Le processus de paix israélo-palestinien s'approche d'un moment décisif, selon l'ONU

Le Secrétaire général adjoint aux affaires politiques, Jeffrey Feltman. Photo: ONU

25 février 2014 – Lors d'une réunion mardi au Conseil de sécurité sur la situation au Moyen Orient, le Secrétaire général adjoint des Nations Unies aux affaires politiques, Jeffrey Feltman, a affirmé que le processus de paix israélo-palestinien s'approchait d'un moment décisif pour un règlement global du conflit.

« Les efforts déployés au cours des sept derniers mois pour parvenir à un règlement de la question israélo-palestinienne, sous la forme d'une solution négociée prévoyant deux États, n'ont jamais été aussi près, dans une période récente, d'apporter une contribution réelle et bien nécessaire à la stabilité régionale », a affirmé M. Feltman.

« Il est donc dans notre intérêt collectif, et de ceux aussi bien des Israéliens que des Palestiniens, d'investir dans la réussite de ce processus, et de s'assurer qu'il est crédible et juste pour les deux parties », a-t-il ajouté.

Pour le Secrétaire général adjoint, le long travail de ces derniers mois entrepris par le Secrétaire d'État américain, John Kerry, pour tenter de répondre aux aspirations et aux préoccupations israéliennes et palestiniennes de manière équitable et équilibrée « a ouvert un horizon politique crédible en vue d'une solution à deux États ».

« La situation sur le terrain reste fragile », a cependant expliqué M. Feltman, soulignant que les affrontements avaient augmenté dans et autour des camps de réfugiés palestiniens et plus particulièrement au début de février dans les camps d'Al Arrub et d'Al Jalazun, suite à l'assassinat, le 29 janvier, d'un Palestinien d'Al Jalazun accusé d'avoir ouvert le feu sur les forces de sécurité israéliennes.

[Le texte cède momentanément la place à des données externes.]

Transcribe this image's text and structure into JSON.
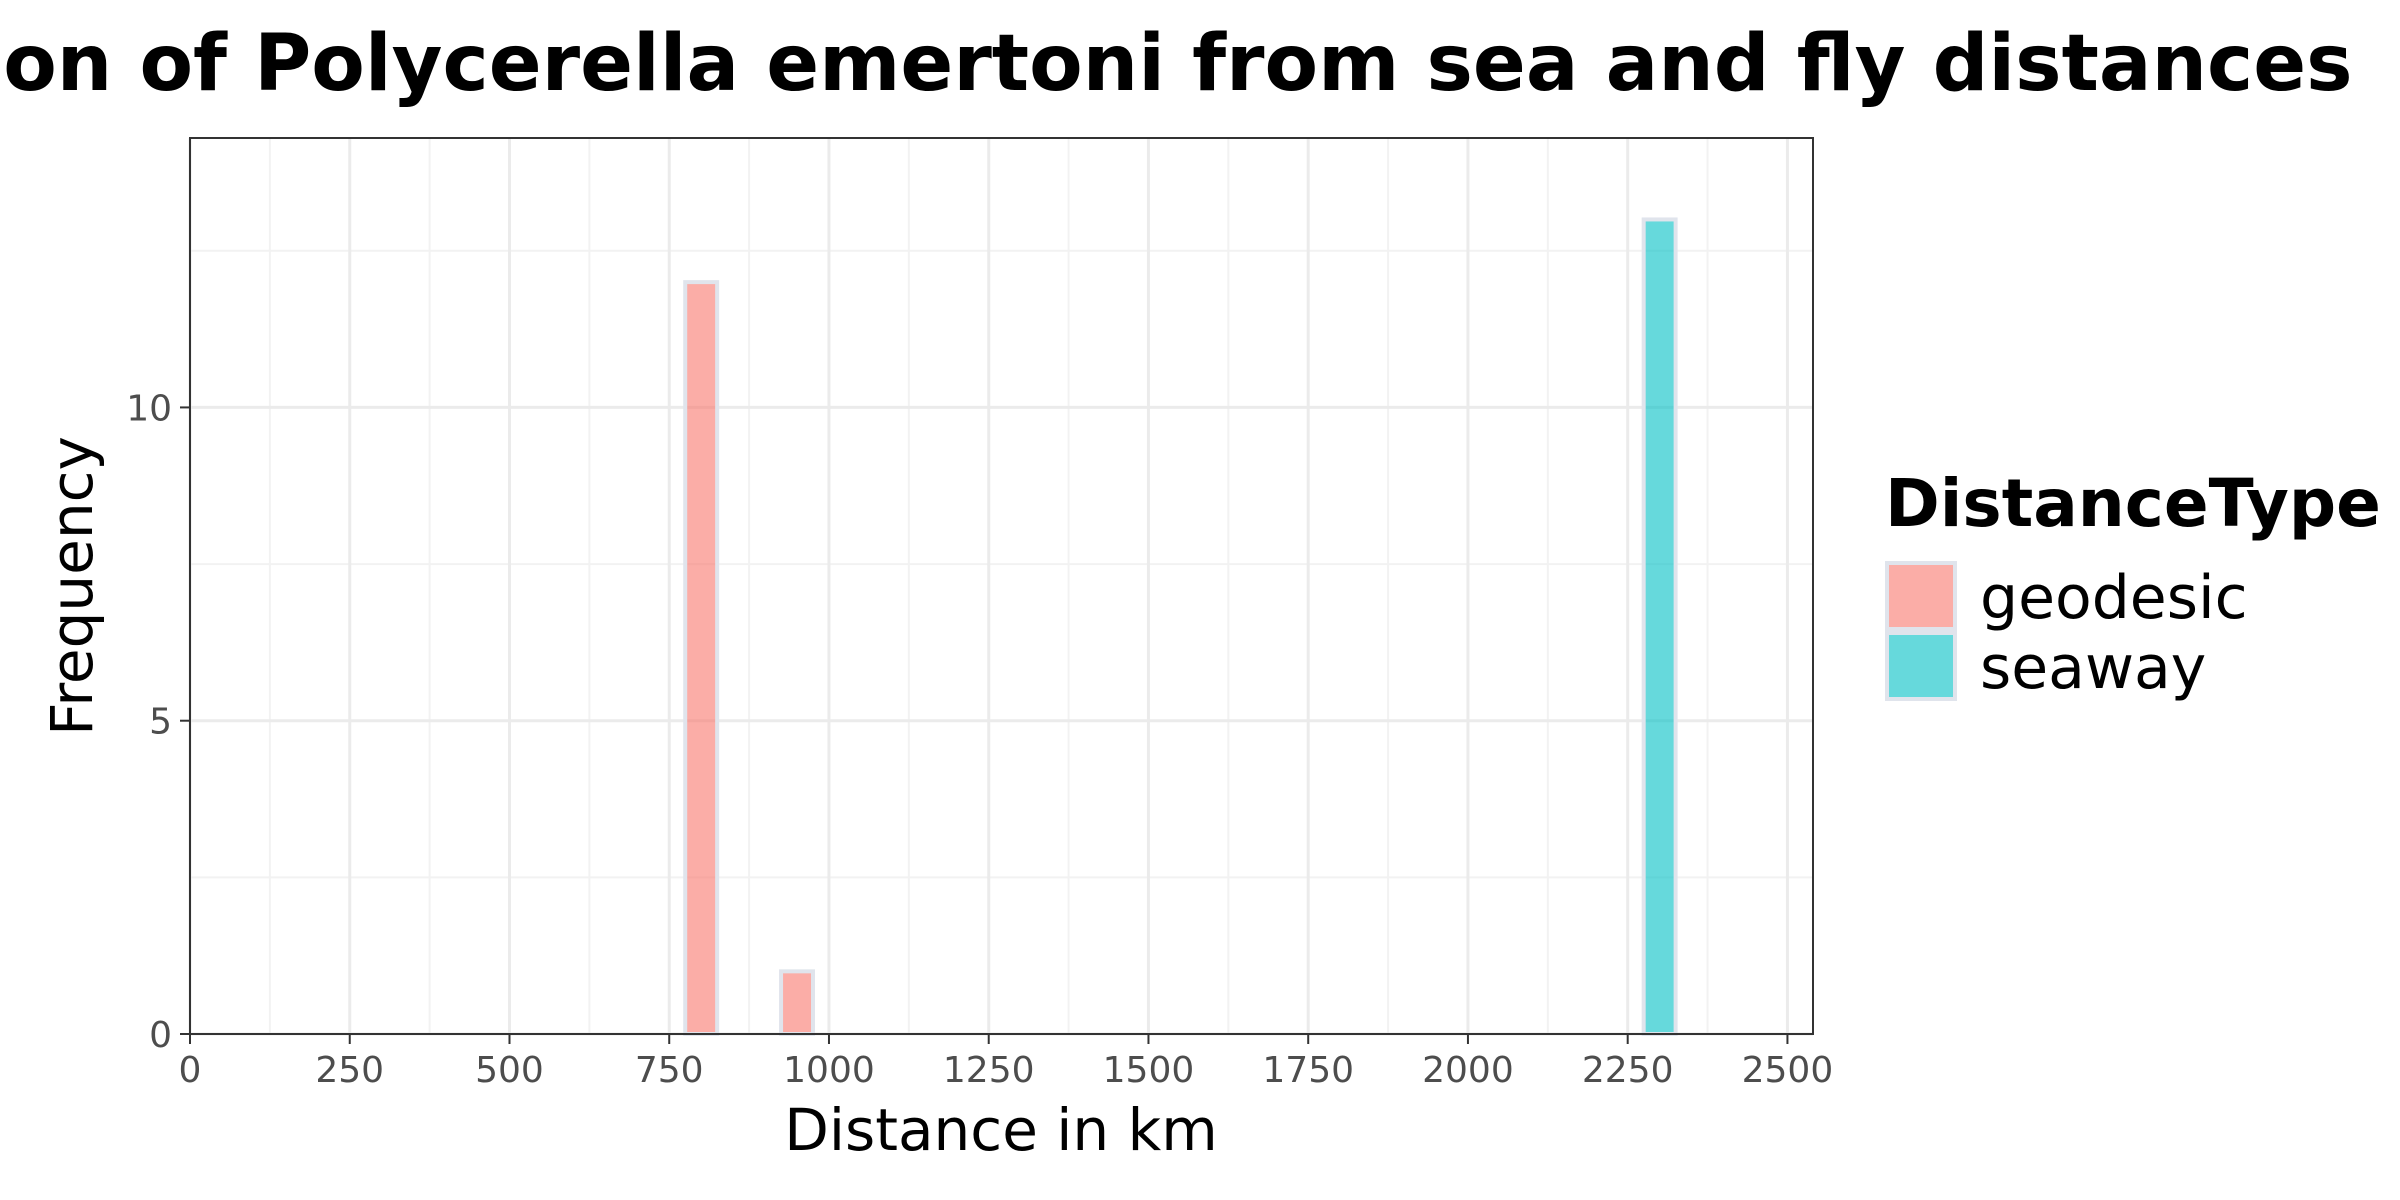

Le Secrétaire général adjoint a ensuite détaillé les événements liés à la poursuite de la colonisation, y compris à Jérusalem-Est, laquelle, a-t-il dit, est « illégale et érode l'espoir pour la solution à deux États en sapant les pourparlers de paix en cours », sur les démolitions d'habitations palestiniennes, en particulier dans la vallée du Jourdain et à Jérusalem-Est, sur les entraves à la livraison par la communauté internationale d'abris d'urgence et d'autres formes d'assistance, sur la pratique continue par Israël de la détention administrative, y compris de membres du Conseil législatif palestinien élus et de six prisonniers en grève de la faim depuis janvier.

En ce qui concerne la bande de Gaza, M. Feltman a relevé des « signes inquiétants » qui témoignent d'une érosion de l'accord de cessez-le-feu de novembre 2012 dans ses deux principales exigences : la fin des hostilités et l'ouverture de points de passage pour les personnes et les biens. Au cours deux derniers mois, les tirs de roquettes sur Israël, les incidents de frontière et les opérations israéliennes faisant des morts ou des blessés parmi les civils ont été plus nombreux, a-t-il ajouté.

« Nous sommes profondément préoccupés par cette montée de la violence et appelons toutes les parties à agir en conformité avec le droit international », a souligné le Secrétaire général adjoint.

En raison de la fermeture permanente de la bande de Gaza, la situation humanitaire continue de se détériorer. L'Office de secours et de travaux des Nations Unies pour les réfugiés de Palestine dans le Proche-Orient (UNRWA) a besoin d'urgence de 30 millions de dollars pour soutenir les opérations d'urgence critiques à Gaza, sans laquelle l'aide alimentaire sera réduite. M. Feltman a appelé tous les donateurs à contribuer aux appels d'urgence de l'UNRWA.

Pour ce qui est de la situation en Syrie, « où subsiste le besoin urgent d'une solution politique », M. Feltman a rappelé que le Représentant spécial conjoint des Nations Unies et de la Ligue des États arabes pour la Syrie, Lakhdar Brahimi, doit, dans les prochaines semaines, informer le Conseil de sécurité sur les pourparlers entre les représentants du gouvernement et des groupes d'opposition qui ont eu lieu à Genève avec des progrès modestes.

Au Liban, la formation d'un gouvernement « d'intérêt national » est un « pas positif important dans un contexte de tensions persistantes découlant d'une série d'attentats terroristes meurtriers, ainsi que d'incidents liés à des bombardements et à des tirs de l'autre côté de la frontière syrienne », a poursuivi M. Feltman.